C'est en retrouvant au fond d'un carton de rares survivants de cette époque (surtout en les rachetant comme tous ceux qui figurent sur ce billet), que je réalisais qu'il y avait un nombre ahurissant de dessinateurs pour un même personnage.
Dans le numéro d'arc en ciel (voir plus haut) les signatures des créateurs Chierchini et Carpi sont conservées sur les planches :

"Tartine joue (du poing) et gagne !…" (Arc en ciel n°5 - juin-juillet 1957)

 Ci-dessous deux pages de Carpi :
" Le sauveur de Bancarotta" (Tartine  n° 57 - octobre 1960)

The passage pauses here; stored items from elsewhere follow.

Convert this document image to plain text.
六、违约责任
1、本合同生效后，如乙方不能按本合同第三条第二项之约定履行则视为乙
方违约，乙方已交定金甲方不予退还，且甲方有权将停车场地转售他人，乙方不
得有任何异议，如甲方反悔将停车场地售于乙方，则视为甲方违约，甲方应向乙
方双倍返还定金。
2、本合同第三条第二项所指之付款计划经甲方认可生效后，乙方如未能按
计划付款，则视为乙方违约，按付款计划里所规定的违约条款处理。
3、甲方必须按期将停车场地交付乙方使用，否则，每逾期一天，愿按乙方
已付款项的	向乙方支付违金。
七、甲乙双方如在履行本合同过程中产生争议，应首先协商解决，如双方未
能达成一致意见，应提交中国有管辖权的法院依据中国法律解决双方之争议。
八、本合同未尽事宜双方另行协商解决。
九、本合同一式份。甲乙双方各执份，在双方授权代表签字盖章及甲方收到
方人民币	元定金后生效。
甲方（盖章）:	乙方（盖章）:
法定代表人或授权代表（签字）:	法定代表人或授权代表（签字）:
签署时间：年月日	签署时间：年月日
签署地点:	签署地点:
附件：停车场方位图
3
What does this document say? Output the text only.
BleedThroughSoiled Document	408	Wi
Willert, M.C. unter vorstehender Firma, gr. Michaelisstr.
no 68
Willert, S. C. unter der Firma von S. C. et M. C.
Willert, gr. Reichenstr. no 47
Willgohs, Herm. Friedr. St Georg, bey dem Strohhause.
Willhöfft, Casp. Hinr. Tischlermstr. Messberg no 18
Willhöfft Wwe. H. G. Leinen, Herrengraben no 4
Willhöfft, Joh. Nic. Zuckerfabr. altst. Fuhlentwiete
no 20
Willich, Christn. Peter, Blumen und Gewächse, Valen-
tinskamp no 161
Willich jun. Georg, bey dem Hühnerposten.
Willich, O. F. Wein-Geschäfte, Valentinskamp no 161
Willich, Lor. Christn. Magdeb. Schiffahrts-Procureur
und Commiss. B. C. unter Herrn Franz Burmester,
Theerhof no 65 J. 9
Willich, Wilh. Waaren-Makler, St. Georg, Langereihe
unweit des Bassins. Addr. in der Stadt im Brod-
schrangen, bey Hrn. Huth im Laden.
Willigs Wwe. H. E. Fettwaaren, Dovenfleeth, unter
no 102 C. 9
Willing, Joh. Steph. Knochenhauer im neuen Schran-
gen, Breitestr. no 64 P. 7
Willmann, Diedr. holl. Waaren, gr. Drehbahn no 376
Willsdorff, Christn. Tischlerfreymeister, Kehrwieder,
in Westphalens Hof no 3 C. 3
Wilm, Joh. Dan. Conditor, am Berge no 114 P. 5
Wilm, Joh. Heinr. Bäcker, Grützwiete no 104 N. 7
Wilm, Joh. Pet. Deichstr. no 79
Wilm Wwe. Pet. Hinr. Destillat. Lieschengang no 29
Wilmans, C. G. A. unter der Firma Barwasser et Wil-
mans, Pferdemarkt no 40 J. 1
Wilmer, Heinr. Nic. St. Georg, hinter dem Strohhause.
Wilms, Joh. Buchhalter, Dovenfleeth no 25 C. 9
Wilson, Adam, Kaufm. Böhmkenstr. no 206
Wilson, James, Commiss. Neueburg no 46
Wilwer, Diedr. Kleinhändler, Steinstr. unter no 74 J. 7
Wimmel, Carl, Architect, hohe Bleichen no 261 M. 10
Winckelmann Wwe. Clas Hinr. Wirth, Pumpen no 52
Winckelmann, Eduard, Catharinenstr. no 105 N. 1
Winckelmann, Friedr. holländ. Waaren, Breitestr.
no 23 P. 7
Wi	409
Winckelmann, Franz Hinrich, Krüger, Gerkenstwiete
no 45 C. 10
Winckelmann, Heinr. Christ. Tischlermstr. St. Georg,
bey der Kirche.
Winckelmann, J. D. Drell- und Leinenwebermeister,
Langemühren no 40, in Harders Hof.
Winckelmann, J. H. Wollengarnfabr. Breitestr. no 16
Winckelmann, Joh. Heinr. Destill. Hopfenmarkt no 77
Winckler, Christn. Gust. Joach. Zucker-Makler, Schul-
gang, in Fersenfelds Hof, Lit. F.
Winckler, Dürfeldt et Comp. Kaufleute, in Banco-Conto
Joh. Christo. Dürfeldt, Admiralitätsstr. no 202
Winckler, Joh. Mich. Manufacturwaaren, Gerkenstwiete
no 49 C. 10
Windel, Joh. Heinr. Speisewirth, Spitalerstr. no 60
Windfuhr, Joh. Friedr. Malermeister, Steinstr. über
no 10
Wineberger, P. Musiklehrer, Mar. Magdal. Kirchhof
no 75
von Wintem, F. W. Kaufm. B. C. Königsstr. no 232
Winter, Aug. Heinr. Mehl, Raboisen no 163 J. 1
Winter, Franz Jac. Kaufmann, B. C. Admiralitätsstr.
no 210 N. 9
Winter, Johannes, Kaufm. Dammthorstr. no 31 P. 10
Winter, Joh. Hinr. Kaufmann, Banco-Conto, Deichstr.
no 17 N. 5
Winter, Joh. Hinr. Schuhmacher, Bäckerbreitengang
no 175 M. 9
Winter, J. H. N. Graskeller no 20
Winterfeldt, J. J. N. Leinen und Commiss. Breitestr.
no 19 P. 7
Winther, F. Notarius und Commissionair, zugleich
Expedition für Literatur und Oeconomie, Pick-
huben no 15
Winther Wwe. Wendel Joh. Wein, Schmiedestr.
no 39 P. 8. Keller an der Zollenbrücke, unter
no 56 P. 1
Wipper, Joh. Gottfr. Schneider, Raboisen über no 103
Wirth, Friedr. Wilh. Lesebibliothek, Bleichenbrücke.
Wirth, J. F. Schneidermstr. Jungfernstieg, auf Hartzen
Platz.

Le problème est de mettre un nom sur les dessins de la période Tartine, car à part Arnao qui dessinait Mol et Dendur, pour le compte de la SFPI, le nom des dessinateurs originaux italiens passaient à la trappe.
Grâce à monsieur internet, j'ai trouvé quelques noms des "dessinateurs transalpins" de Tartine : Giulio Chierchini, Giovan Battista Carpi (que vous venez de voir), Mario Sbattella, Nicola Del Principe, Tiberio Colantuoni, Alberico Motta
Mais pour les identifier, c'est un autre problème… Pour l'instant, j'en ai ciblé deux : Alberico Motta a qui l'ont doit l'histoire complète que vous trouverez plus bas, et Tibério Colantuani certainement l'auteur de ces deux planches (si on compare le style graphique avec cette planche) :

" Le jeu des tiroirs" (Tartine  n° 120 - novembre 1967) 

Mais, par exemple, qui a dessiné les deux qui suivent ?
j'attends des suggestions de connaisseurs ou de "Spécialiste".

" L'ami tombé du ciel…" (Tartine  n° 47 - mai 1960)
" La Bedaine démissionne" (Tartine  n° 99 - juillet 1962)
En cliquant sur la planche ci-dessous, vous pourrez lire (en italien) "La Fata del Nord" une aventure (en 20 planches) dessinée par Luciano Gatto :





Voilà un personnage qui mérite un peu plus que ce petit billet, j'ai donc décidé d'écrire "Le" bouquin sur cette grand-mère étonnante et de retrouver tous ces auteurs, classer toutes ces aventures par années, revues et… noon, je déconne bien entendu, mais l'idée n'est pas inintéressante, par contre la tâche est digne des "12 travaux d'Hercule" probablement l'ancêtre de Tartine.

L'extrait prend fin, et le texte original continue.